In this price range, “you can expect a known maker with a reputation and track record,” and can expect the maker to have taken plenty of time to adjust and refine the instrument, says Jay Ifshin of Ifshin Violins in El Cerrito, California. Generally, contemporary violins, or those made in recent decades, in this range are most likely to have been made by a single person from start to finish, often completely by hand with traditional tools. That means that the instrument will benefit from the work of a maker with the deepest and most instinctual knowledge of its every element, ensuring all parts and materials work together in the optimal way.

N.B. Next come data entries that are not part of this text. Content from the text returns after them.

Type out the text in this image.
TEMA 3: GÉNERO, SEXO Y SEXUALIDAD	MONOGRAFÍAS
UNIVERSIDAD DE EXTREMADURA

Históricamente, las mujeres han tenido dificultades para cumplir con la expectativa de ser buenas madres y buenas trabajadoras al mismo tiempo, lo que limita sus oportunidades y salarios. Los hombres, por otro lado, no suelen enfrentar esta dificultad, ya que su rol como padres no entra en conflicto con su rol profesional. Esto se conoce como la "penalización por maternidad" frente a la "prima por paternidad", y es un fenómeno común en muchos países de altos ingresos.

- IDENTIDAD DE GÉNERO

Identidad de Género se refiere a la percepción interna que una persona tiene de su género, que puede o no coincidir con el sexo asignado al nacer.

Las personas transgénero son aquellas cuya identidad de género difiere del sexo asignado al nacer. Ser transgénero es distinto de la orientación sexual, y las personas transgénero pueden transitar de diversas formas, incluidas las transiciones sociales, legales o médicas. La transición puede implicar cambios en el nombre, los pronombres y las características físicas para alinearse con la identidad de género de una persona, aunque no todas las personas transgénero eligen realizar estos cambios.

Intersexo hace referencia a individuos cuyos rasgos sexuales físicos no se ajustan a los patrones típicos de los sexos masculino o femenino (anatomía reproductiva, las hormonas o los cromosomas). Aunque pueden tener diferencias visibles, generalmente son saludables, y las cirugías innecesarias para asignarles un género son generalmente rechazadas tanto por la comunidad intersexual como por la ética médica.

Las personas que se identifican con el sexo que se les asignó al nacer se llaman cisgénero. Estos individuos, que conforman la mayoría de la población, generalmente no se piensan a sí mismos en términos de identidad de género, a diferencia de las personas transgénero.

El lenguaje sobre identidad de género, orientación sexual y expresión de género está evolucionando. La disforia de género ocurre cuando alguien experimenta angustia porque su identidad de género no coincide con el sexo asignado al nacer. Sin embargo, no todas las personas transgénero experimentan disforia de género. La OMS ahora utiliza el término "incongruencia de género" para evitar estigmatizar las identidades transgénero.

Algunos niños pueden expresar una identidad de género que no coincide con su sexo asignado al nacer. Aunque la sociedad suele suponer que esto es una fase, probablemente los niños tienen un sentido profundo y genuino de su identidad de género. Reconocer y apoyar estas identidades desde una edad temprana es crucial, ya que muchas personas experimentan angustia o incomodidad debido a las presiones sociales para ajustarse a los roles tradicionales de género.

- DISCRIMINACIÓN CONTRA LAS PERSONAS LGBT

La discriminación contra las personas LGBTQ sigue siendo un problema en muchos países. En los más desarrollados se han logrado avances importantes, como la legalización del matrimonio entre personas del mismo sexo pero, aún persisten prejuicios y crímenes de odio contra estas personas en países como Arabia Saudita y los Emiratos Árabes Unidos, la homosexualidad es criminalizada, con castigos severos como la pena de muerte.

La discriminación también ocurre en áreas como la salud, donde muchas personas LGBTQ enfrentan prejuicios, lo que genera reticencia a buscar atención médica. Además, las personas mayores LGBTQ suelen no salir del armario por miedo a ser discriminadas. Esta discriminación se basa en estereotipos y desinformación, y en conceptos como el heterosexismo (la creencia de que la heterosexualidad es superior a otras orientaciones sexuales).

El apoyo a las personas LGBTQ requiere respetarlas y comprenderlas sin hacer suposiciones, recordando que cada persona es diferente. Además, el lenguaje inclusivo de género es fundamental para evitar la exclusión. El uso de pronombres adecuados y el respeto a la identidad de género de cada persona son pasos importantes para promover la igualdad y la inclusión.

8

That deep familiarity influences “the way a maker transitions from one part of the instrument to the next,” adds Matthew Fritz, director of sales and acquisitions at Carriage House Violins, a dealer outside Boston. Given the complexities of the measurements and materials that go into the process, “you’re limited to how nuanced you can be when you have multiple hands working on an instrument,” he says.
Playing an instrument made by a single luthier is important to some players for emotional reasons as well. The bond between players and their instruments can be powerful, and they appreciate knowing that “there was a maker with an equally personal connection with the instrument and who put the same amount of care into it,” says Johnson.
By contrast, contemporary instruments below $10,000 are likely to be factory-made, or constructed by more than one person, each working on a different part of the instrument. While those instruments are still often excellent, they sometimes lack the quality of one made by a single maker who saw the instrument through from start to finish.
In this price range, you can also find instruments made in the early 20th century. They’re likely to have been factory-made, perhaps in France, Italy, or Germany, but “the value of ‘old’ has put them into this price range,” says Fritz. They’re likely to be “the cream of the crop of factory instruments,” including some from traditional European centers of violin making like Mirecourt or Markneukirchen, he says. But because of these instruments’ age, players need to closely examine their condition and discover what parts may need repair or replacement.
As with other instruments, the prices for these instruments reflect the longterm reputation of the maker and how well it has held up in the marketplace, as well as the choice of materials and quality of construction. Players also should consider the longterm value of the instrument—a matter that will be important when it’s time to sell or trade it in. In general, instruments in this price range retain their value, especially if they were constructed by a single maker, dealers say.
At this point in a player’s career, he or she should try out as many instruments as possible during the search. “For players looking to step up from a $5,000 instrument to one in the $10,000 to $15,000 range, their tastes are more refined and they’re looking for specific sound qualities, so they usually need to try harder to find a match,” says Johnson of Shar Music, which has bulked up its inventory in this range in recent years. For instance, he says, Shar has
in its inventory a mix of “new American and German makers on an upward trajectory,” as well as modern Italian makers such as Giorgio Grisales and Roberto Collini.
Compared with luthiers producing less-expensive instruments, “these makers are farther along the career path,” says Johnson. “They’ve proven their ability to produce an excellent instrument.” Shar also sells French and German instruments from the late 1800s and early 1900s, which have appreciated in value.
Many European instruments from that time period have “come into their own,” says Ifshin. “The wood is old and the tone has stabilized.”
There are also instruments in this range that bridge the gap between the many hands involved in making factory instruments at a lower price point, and the single-luthier-made instruments found in this price range, and far beyond. Knilling, for example, early this year introduced its Nicolo Gabrieli line, which includes $10,000–$15,000 instruments made from seasoned European tonewood and built by hand in a United States shop by a team of three makers. Varnishes, which the shop describes as made with a “classic formula,” are mixed in the workshop and applied by hand. “It’s an instrument that lets the player easily transfer to a higher-end instrument,” she says. “It has the complexity and performance, and focus and breadth of colors that let the player develop.”